Теперь Гранека нет в живых, и потому я могу упомянуть об этом разговоре. «Не надо…» Чего было делать не надо? Приезжать в Москву? Открывать душу коллеге? Мобилизованный во флот, он утонул в 1943 году. Ему, по счастью, выпала счастливая героическая смерть. Если бы он остался жив…
— Не надо вспоминать вслух о прошлом, — прошептал Гранек, пока мы медленно шли по улице от клуба. И, видя мое удивление, продолжил: — Вы разве не знаете? Вы действительно не знаете, что здесь происходит вот уже несколько лет? Ваши друзья… их больше нет.
— Вы хотите сказать, что они уехали из страны?
— Да нет же, мой бедный друг, их просто нет. Ни Хамбургера, ни…
Наконец я понял: их уже нет на свете. Жертвы чисток, они исчезли, не оставив следа. Нельзя о них вспоминать. А не то поймут, что ты их любил, а значит — был их сообщником.
Удар был так силен, что я зашатался. Земля уходила из-под ног, небо падало на голову. Мне вспомнилась последняя беседа с Паулем. Подозревал ли он, что его здесь ожидает? Вероятно. Но тогда почему он вернулся? А мне-то, мне что здесь делать? Впрочем, для подобных сожалений уже поздно. Надо было придумать какую-то цель. Подражать другим. Воспевать великолепие сталелитейных заводов, домен и нового человека, который все это создает под мудрым руководством партии, то есть вы понимаете, что я имею в виду.
Я получил скромную должность корректора в государственном издательстве, в отделе публикаций на французском языке. Ленин, Маркс, Энгельс и, разумеется, Сталин. Я читал переводы на французский их трудов и вносил исправления в гранки. Свою работу я делал, как всегда, старательно, но без энтузиазма. А что вы хотите, я же не философ, а поэт. Чтобы читать, не требовалось понимания — и наоборот.

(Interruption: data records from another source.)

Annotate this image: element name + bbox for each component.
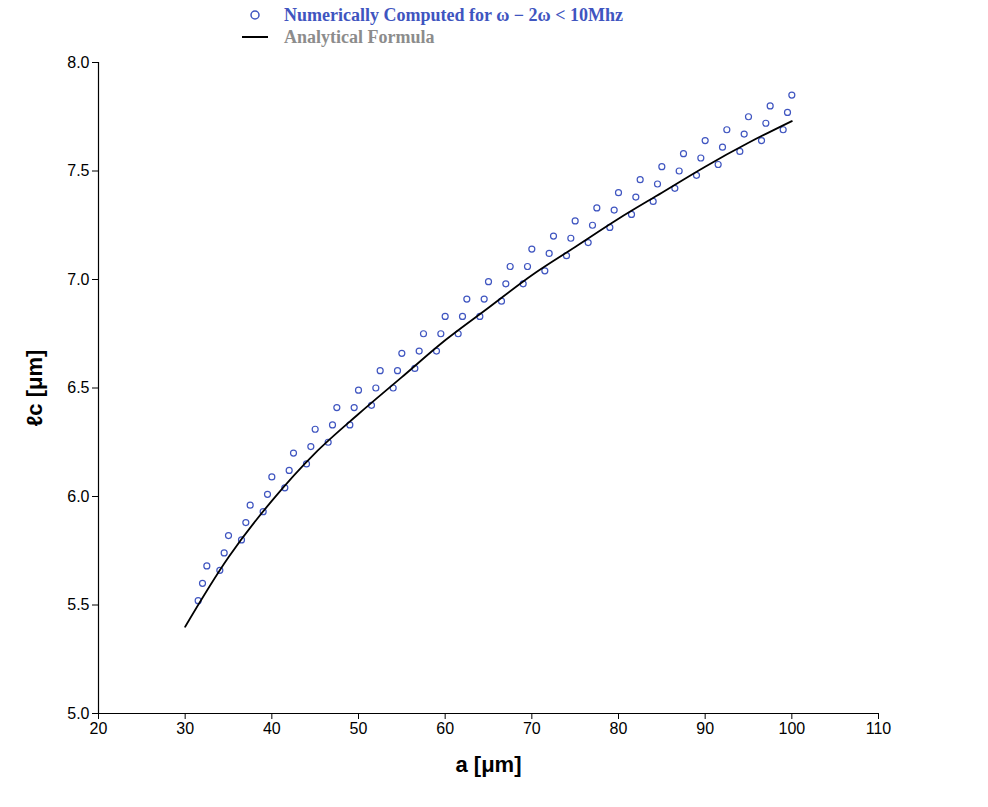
svg-text:110: 110 (866, 720, 892, 737)
svg-text:70: 70 (523, 720, 541, 737)
svg-text:20: 20 (90, 720, 108, 737)
svg-text:a [μm]: a [μm] (455, 752, 521, 777)
svg-text:50: 50 (350, 720, 368, 737)
html-text:Numerically Computed for ω − 2: Numerically Computed for ω − 2ω < 10Mhz (284, 4, 623, 25)
svg-text:60: 60 (436, 720, 454, 737)
html-text:Analytical Formula: Analytical Formula (284, 26, 435, 47)
svg-text:5.0: 5.0 (67, 705, 89, 722)
svg-text:30: 30 (176, 720, 194, 737)
svg-text:90: 90 (696, 720, 714, 737)
svg-text:8.0: 8.0 (67, 54, 89, 71)
svg-text:7.0: 7.0 (67, 271, 89, 288)
svg-text:7.5: 7.5 (67, 162, 89, 179)
svg-text:40: 40 (263, 720, 281, 737)
svg-text:6.0: 6.0 (67, 488, 89, 505)
svg-text:100: 100 (778, 720, 805, 737)
svg-text:5.5: 5.5 (67, 596, 89, 613)
svg-text:80: 80 (610, 720, 628, 737)
svg-text:ℓc [μm]: ℓc [μm] (22, 350, 47, 427)
svg-text:6.5: 6.5 (67, 379, 89, 396)
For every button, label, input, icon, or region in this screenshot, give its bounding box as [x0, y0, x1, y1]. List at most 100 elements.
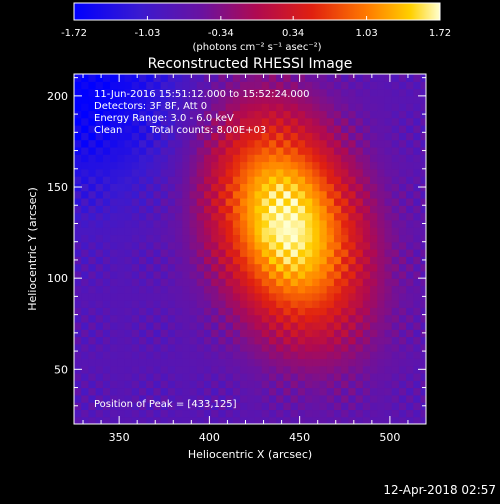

Однажды мне захотелось повидать настоящих евреев. Я пошел в синагогу. Полное фиаско. Испуганные старики недоверчиво пялились на меня. Маленький горбун спросил:
— Что вам здесь нужно?
— Ничего.
— Вы хотите молиться? А где ваши филактерии?
Я ушел, облитый презрением. Униженный. По сути, какое другое слово могло бы описать мое тогдашнее состояние души? Случалось, я предпочитал находиться среди русских, татарских, башкирских или узбекских писателей. Потому что в их устах восхваления лестной для Гитлера политики приводили меня в меньшее отчаянье, чем речи писателей-евреев, следовавших тем же установкам. Поэтому я и в самом деле видел их все реже и реже. Отстранился, чтобы ненароком не вспылить прилюдно и не спровоцировать беду, от которой пострадают «великаны», — невзирая ни на что, я уважал их. Для их и собственного блага следовало держаться поодаль.
Я снял комнату у глухой старухи. Она похвалялась своим изъяном, как преимуществом:
— У меня вы можете храпеть, топать ногами, биться головой о стену — я даже не пошевелюсь.